Warnock shows signs of being addicted to the new and shiny while forcing members of the existing team to the margins or worse. The record shows that Shaun-Wright Phillips despite attractive mazy runs has still failed to score a single goal- apart from a legitimate strike that was wrongly ruled offside. Jay Bothroyd, probably hired because of the spectacular goal he scored for Cardiff against QPR last season, has produced nothing like it in the Premiership and has yet to open his tally. Jason Puncheon has returned to Southampton after a couple of minor and inconsequential substitute appearances. Kieron Dyer? Well everyone knew that was a bit of a punt. The Premiership’s unluckiest player lasted just six minutes in the opening game and is now out for the rest of the season. At least QPR has had the decency to stand by him beyond the obligations of contract.
Meanwhile there was not even a squad number for Hogan Ephraim, Clint Hill was gone but had to be recalled from loan, and what do you make of how Tommy Smith has been treated? He scored a brilliant winning goal against Everton – and where would QPR be now without those three points – but he has since been exiled to bit substitute parts usually in the last few minutes of games when the score-line is already against The Hoops.
There were always doubts about whether Joey Barton really is a reformed character. Talented certainly but a lot of his passing has been wayward at best and unfortunate that he should celebrate his first goal for QPR by, to put it at its very mildest, deciding to place himself in the way of danger by agreeing to Tango with Bradley Johnston of Norwich. Danny Gabbidon?
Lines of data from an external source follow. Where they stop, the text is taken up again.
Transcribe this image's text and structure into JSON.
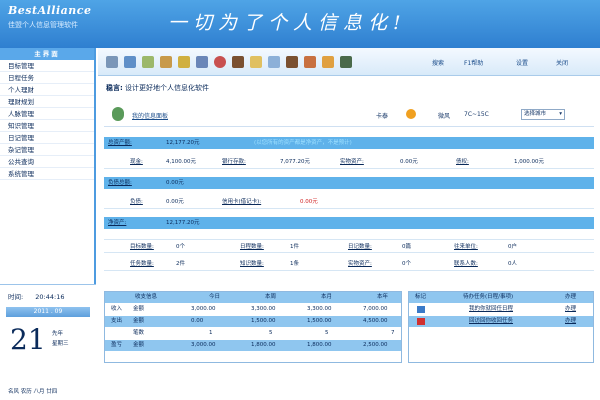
{
  "header": {
    "logo": "BestAlliance",
    "subtitle": "佳盟个人信息管理软件",
    "slogan": "一切为了个人信息化!"
  },
  "sidebar": {
    "title": "主界面",
    "items": [
      {
        "label": "目标管理"
      },
      {
        "label": "日程任务"
      },
      {
        "label": "个人理财"
      },
      {
        "label": "理财规划"
      },
      {
        "label": "人脉管理"
      },
      {
        "label": "知识管理"
      },
      {
        "label": "日记管理"
      },
      {
        "label": "杂记管理"
      },
      {
        "label": "公共查询"
      },
      {
        "label": "系统管理"
      }
    ]
  },
  "clock": {
    "time_label": "时间:",
    "time": "20:44:16",
    "year_month": "2011 . 09",
    "day": "21",
    "side1": "先年",
    "side2": "星期三",
    "footer": "名风  农历  八月 廿四"
  },
  "toolbar": {
    "links": [
      "搜索",
      "F1帮助",
      "设置",
      "关闭"
    ]
  },
  "main": {
    "crumb_prefix": "稳言:",
    "crumb_text": "设计更好地个人信息化软件",
    "my_info": "我的信息面板",
    "weather_label": "卡泰",
    "temp_label": "微风",
    "temp": "7C~15C",
    "city_select": "选择城市",
    "finance": {
      "assets_label": "总资产额:",
      "assets_value": "12,177.20元",
      "assets_note": "(以您所有的资产都是净资产，不是预计)",
      "cash_label": "现金:",
      "cash_value": "4,100.00元",
      "bank_label": "银行存款:",
      "bank_value": "7,077.20元",
      "invest_label": "实物资产:",
      "invest_value": "0.00元",
      "debt_label": "债权:",
      "debt_value": "1,000.00元",
      "liab_label": "负债总额:",
      "liab_value": "0.00元",
      "loan_label": "负债:",
      "loan_value": "0.00元",
      "credit_label": "信用卡(借记卡):",
      "credit_value": "0.00元",
      "net_label": "净资产:",
      "net_value": "12,177.20元"
    },
    "counts": {
      "r1": [
        {
          "label": "目标数量:",
          "value": "0个"
        },
        {
          "label": "日程数量:",
          "value": "1件"
        },
        {
          "label": "日记数量:",
          "value": "0篇"
        },
        {
          "label": "往来单位:",
          "value": "0户"
        }
      ],
      "r2": [
        {
          "label": "任务数量:",
          "value": "2件"
        },
        {
          "label": "知识数量:",
          "value": "1条"
        },
        {
          "label": "实物资产:",
          "value": "0个"
        },
        {
          "label": "联系人数:",
          "value": "0人"
        }
      ]
    },
    "budget": {
      "headers": [
        "收支信息",
        "今日",
        "本周",
        "本月",
        "本年"
      ],
      "rows": [
        {
          "c1": "收入",
          "c2": "金额",
          "v": [
            "3,000.00",
            "3,300.00",
            "3,300.00",
            "7,000.00"
          ]
        },
        {
          "c1": "支出",
          "c2": "金额",
          "v": [
            "0.00",
            "1,500.00",
            "1,500.00",
            "4,500.00"
          ]
        },
        {
          "c1": "",
          "c2": "笔数",
          "v": [
            "1",
            "5",
            "5",
            "7"
          ]
        },
        {
          "c1": "盈亏",
          "c2": "金额",
          "v": [
            "3,000.00",
            "1,800.00",
            "1,800.00",
            "2,500.00"
          ]
        }
      ]
    },
    "tasks": {
      "headers": [
        "标记",
        "待办任务(日程/事项)",
        "办理"
      ],
      "rows": [
        {
          "text": "我的你就回任日程",
          "action": "办理"
        },
        {
          "text": "回访回你收回任务",
          "action": "办理"
        }
      ]
    }
  }
}
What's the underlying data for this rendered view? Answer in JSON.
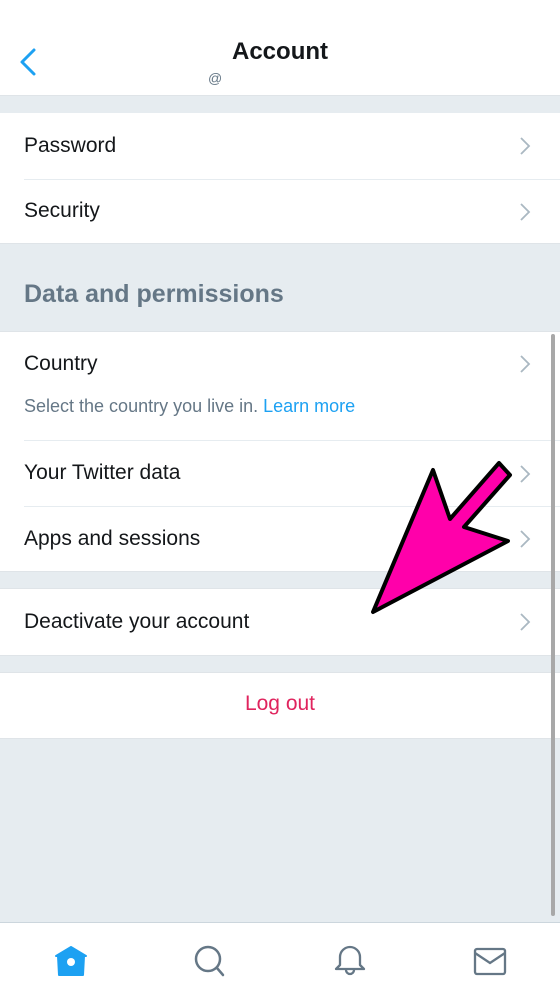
{
  "header": {
    "title": "Account",
    "subtitle": "@",
    "back_icon": "chevron-left-icon"
  },
  "groups": {
    "top": [
      {
        "label": "Password"
      },
      {
        "label": "Security"
      }
    ],
    "section_title": "Data and permissions",
    "country": {
      "label": "Country",
      "description": "Select the country you live in. ",
      "link": "Learn more"
    },
    "data_items": [
      {
        "label": "Your Twitter data"
      },
      {
        "label": "Apps and sessions"
      }
    ],
    "deactivate": {
      "label": "Deactivate your account"
    },
    "logout": {
      "label": "Log out"
    }
  },
  "tabbar": {
    "tabs": [
      {
        "name": "home",
        "icon": "home-icon",
        "active": true
      },
      {
        "name": "search",
        "icon": "search-icon",
        "active": false
      },
      {
        "name": "notifications",
        "icon": "bell-icon",
        "active": false
      },
      {
        "name": "messages",
        "icon": "mail-icon",
        "active": false
      }
    ]
  },
  "colors": {
    "accent": "#1da1f2",
    "danger": "#e0245e",
    "annotation_arrow": "#ff00aa",
    "background": "#e6ecf0"
  }
}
Probably worth his corn but the only unambiguous successes of the new era so far are Anton Ferdinand, Luke Young and Armand Traore.
No man could have done more than Warnock to try to channel the obvious talent of the egotistical, eccentric Taarabt, the player who did more than any other to win promotion for the R’s.
And then again what about the mercurial Adel Taarabt?
No man could have done more than Warnock to try to channel the obvious talent of the egotistical, eccentric Taarabt, the player who did more than any other to win promotion for the R’s. Yet after making a poor fist of his first games in the Premiership, getting the bus at halftime during the Fulham game and “losing his passport” and going AWOL after a Morocco international, Warnock seemed to give up on Taarabt. Not clever. Taarabt’s recent, rather belated re-introduction to the team has led to some impressive performances with the promise of more to come, just in time to mark his disappearance by the end of the month to Qatar if not Paris St Germain.
No QPR fan will turn down Andy Johnson or Alex from Chelsea but Neil Warnock has to sit down quietly and work out his best survival squad and stick with them. And that squad should be made up of a judicious mixture of old and new – and that mixture should include Smith, Akos Buzsaky, possibly even Ephraim but certainly 34-year-old Heidar Helguson without whose goals QPR might be as good as relegated already.
It’s not too late to turn things round but the time for excuses of all kinds is rapidly running out. The danger is that QPR will become known as the talented team with a tremendous manager in Neil Warnock and a splendid owner in Tony Fernandez which ever so nearly survived in the Premier League.